Much of the academic work on newspapers and journalism seems to have accepted the profession’s own self‐definition even while ostensibly questioning its operating norms. As Dahlgren has noted a great deal of scholarship is cast ‘in terms that rhetorically either reproduce the canons of scientific objectivity and/or express explicit compatibility with journalism’s traditional self understanding. This solidarity means that it normally tends to avoid critical confrontation with the fundamental precepts’ (1992:2). The reality of journalistic practice is very different from the normative ideal suggested by much of the scholarship and the profession itself. As Zelizer has pointed out in her
illuminating work, ‘journalism is a world of contradiction and flux, held in place by those with central access and stature while challenged by those on its
margins’ (2005:198). She suggests that the study of journalism is incomplete and not mindful enough of the occupation’s internal contradictions and disparities.

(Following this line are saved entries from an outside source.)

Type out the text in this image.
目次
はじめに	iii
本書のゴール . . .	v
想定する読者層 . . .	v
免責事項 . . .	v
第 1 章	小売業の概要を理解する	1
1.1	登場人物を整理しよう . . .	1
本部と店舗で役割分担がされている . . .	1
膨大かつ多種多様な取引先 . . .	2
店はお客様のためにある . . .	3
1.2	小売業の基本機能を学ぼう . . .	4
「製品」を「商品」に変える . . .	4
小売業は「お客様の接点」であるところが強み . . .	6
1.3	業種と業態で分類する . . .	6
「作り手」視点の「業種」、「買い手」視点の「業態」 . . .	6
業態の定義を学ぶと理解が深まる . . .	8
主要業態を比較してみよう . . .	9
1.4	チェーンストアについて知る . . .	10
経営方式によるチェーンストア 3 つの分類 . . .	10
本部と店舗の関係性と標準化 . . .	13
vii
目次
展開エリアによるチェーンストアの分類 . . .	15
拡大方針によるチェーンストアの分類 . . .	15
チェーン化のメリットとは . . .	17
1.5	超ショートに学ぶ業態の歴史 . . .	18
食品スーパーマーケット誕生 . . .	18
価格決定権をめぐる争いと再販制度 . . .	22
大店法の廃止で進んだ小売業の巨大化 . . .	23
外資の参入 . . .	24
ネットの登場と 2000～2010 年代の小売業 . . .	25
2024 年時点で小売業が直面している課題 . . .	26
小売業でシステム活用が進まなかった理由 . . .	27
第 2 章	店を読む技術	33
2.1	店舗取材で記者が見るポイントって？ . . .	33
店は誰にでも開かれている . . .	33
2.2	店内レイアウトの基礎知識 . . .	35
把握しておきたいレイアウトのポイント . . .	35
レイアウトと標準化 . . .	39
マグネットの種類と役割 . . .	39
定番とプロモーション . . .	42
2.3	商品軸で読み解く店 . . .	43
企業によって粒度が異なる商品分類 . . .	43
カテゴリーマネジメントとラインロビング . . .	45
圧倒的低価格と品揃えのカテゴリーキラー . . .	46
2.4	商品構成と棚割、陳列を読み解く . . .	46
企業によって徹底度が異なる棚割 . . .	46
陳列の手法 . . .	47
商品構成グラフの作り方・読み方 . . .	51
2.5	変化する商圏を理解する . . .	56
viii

Van Zoonen has also noted these kinds of omissions suggesting that it is part of journalism’s own mythology to bewail the advent of entertainment, consumption and popular culture into newspapers when in fact they have been present from the beginning of the genre. This mythology appears to be largely accepted by the academy, which also regrets the advent of popular culture and consumption into the public sphere. An understandable concern at the potentially homogenising effects of market imperatives, which prioritise satisfying the advertising industry over all other goals, has meant the gendered subtext of many of these trends has been ignored. The reproduction of media industry hierarchies within the
academy means that lifestyle journalism is largely ignored only considered sporadically within the arena of feminist media studies where it seems doomed to meet with only textual analysis.